Dr. Supanich recommends that caregivers join an Alzheimer’s support group, talk to a clergy member or mental health specialist and arrange for part-time assistance.

In 2000, the D’Arienzos moved from California to Jacksonville at the urging of Joe’s nephew who lives in Ponte Vedra Beach. They are currently living in an apartment and are getting ready to purchase a condominium in a retirement community. While he is still the primary caregiver, at 84, Joe now has a part-time nurse to help him care for Gertrude.

The medical community strongly recommends that caregivers seek help when caring for a loved one with long-term health issues. Joe has hired a nurse to help with Gertrude’s care at home.

To help cope with the strain of care giving, Joe joined an Alzheimer’s support group and talks to a social worker every three weeks.

Friends urged him to go on a private retreat at Marywood. At first Joe was nervous leaving Gertrude, but he found the separation didn’t upset her. At Marywood he reads the Bible, walks the Stations of the Cross in the woods, meditates and prays at the statue of Mary. It is his way of recharging himself emotionally and spiritually.

At the end of our interview, Joe walks through the living room to the front door. Gertrude appears, bundled in a heavy sweater and wearing an upturned smile.
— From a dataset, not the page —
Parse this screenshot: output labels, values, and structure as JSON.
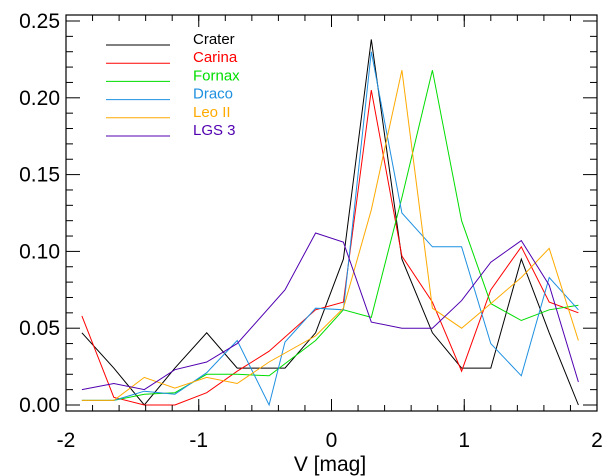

She looks at Joe with wide, childlike eyes. He asked her where she’s going.

“I’m going to go see Mother,” Gertrude said.

“Gert, your mother’s in heaven,” he said.

“Well, then I’ll just go up there and see her,” she replied.

A key is needed to unlock the front door; the lock was installed to keep Gertrude from wandering from the apartment. At the sound of keys, she firmly grabbed Joe’s hand.

“You’re not leaving me, are you?” she asked. Joe holds her as he opens the door to let his visitor out. He smiled at her.

“No, Gert, I’m never going to leave you,” he said.